Ardavan Farhad Moshiri (اردوان فرهاد ﻣﺸﻴﺮى; born 18 May 1955) is a British-Iranian businessman based in Monaco. He is the former majority owner and board member of English Premier League team Everton, and is the former chairman of USM Holdings, a Russian holding company.

==Early life==
Moshiri was born in the Imperial State of Iran, and his parents left just before the 1979 revolution. His father, Majid, (1926–2020) was an army doctor who trained as a pathologist and later became a senior military judge and his mother's family owned Iran's leading publishing house, Kayhan. He studied economics and statistics at University College London, and subsequently qualified in the UK as a chartered certified accountant.

==Career==
Moshiri worked for various professional services firms including Ernst & Young (1979–1985), Pannell Kerr Forster (1985–1987) and Deloitte & Touche (1987–1992), latterly as a senior manager in Deloitte's audit division.
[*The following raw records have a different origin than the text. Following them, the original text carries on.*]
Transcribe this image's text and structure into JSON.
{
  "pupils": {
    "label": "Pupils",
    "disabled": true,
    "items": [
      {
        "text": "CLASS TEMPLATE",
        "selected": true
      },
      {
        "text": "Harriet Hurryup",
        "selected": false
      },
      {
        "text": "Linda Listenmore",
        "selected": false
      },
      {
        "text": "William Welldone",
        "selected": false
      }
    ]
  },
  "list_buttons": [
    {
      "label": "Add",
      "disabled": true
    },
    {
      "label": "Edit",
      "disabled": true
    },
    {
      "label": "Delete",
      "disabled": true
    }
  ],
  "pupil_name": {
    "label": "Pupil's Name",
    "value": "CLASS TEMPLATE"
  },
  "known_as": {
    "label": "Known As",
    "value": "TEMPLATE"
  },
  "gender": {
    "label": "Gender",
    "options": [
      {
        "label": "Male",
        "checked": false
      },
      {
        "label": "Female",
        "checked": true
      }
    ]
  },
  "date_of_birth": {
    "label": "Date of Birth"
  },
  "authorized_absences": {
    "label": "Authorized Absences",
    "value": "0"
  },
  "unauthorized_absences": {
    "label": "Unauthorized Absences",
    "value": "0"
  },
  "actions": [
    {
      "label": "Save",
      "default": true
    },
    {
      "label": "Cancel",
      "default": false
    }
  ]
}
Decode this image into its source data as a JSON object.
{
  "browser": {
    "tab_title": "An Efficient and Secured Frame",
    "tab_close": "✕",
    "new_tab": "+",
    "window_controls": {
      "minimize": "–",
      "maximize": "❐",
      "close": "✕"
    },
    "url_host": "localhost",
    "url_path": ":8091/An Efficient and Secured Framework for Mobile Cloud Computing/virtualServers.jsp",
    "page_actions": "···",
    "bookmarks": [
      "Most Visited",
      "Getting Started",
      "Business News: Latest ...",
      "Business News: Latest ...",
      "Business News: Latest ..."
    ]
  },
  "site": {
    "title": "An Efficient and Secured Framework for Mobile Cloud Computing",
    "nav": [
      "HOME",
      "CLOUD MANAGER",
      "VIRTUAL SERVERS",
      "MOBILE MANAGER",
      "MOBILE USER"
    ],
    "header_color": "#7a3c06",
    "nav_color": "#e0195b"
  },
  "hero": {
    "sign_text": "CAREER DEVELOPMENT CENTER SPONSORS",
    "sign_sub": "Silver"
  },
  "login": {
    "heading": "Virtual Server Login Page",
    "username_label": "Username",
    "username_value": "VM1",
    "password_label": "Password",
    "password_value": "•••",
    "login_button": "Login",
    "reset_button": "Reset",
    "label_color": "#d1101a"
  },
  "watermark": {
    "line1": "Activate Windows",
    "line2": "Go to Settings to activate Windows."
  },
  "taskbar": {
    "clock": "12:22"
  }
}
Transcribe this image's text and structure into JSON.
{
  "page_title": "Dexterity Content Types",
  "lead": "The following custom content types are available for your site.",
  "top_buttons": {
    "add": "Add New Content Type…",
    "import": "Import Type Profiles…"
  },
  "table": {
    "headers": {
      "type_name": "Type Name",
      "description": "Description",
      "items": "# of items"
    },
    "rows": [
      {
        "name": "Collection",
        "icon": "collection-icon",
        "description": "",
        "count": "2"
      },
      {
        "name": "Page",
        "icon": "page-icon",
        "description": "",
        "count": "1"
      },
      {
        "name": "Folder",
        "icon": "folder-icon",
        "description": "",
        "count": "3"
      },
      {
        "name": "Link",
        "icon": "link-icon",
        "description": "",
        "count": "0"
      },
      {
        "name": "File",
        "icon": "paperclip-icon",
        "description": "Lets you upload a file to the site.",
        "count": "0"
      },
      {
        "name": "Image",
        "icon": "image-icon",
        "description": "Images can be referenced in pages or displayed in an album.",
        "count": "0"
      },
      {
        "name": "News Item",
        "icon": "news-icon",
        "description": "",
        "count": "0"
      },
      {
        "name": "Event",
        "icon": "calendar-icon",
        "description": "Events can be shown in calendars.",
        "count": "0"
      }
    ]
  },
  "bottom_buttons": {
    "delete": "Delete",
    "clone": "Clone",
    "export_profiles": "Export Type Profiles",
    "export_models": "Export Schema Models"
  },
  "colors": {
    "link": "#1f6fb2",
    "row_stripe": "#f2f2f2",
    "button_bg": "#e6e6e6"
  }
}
Between 1993 and 2006, he was executive director of GNE Group plc and later was chief executive officer of Europe Steel Limited (formerly Europe Steel plc) from 2000 to 2008. Between 2006 and 2013, he was the chairman of Metalloinvest, following which he was appointed as chairman of USM Holdings. He resigned as Chairman of USM Holdings on 2 March 2022, following the Russian invasion of Ukraine.

===Arsenal===
Moshiri and longstanding business partner Alisher Usmanov were co-owners of Red & White Holdings, which bought 14.65% of the shares in Arsenal from former club vice-chairman David Dein in August 2007. On 18 September 2007, Red and White Holdings increased their stake in Arsenal to 21%, and on 28 September 2007 to 23%, a week after Moshiri announced that he wanted at least a 25% holding in the football club. As of June 2012, Red and White Holdings have acquired at least 29.72%. Arsenal managing director Keith Edelman told BBC Radio 5 Live, "They've said previously they are not going to make a bid for the company and they want to be long-term shareholders."

===Everton===
In February 2016, it was announced that Moshiri had sold his stake in Arsenal to Red & White Holdings to partner Usmanov in a bid to raise capital required to launch a takeover at Everton. On 27 February, the club officially confirmed Moshiri's purchase of a 49.9% stake in the club, which was ratified two weeks later by the Premier League. In January 2022, Moshiri increased his shares in the club to 94%. In September 2024, he agreed to sell his shares in Everton to CEO of The Friedkin Group and owner of Italian club Roma, Dan Friedkin, a deal which was completed on December 19, 2024.

==Personal life==
Moshiri lives in Monaco. His former wife Nazenin Ansari is a London-based Iranian journalist, managing editor of Kayhan London, a weekly Persian-language newspaper, and series producer at Manoto, an international free-to-air Persian language TV channel. They have two children.

According to the Sunday Times Rich List in 2021, Moshiri has an estimated net worth £1.7bn.

Moshiri's daughter Azadeh is a regular newsreader for BBC World News.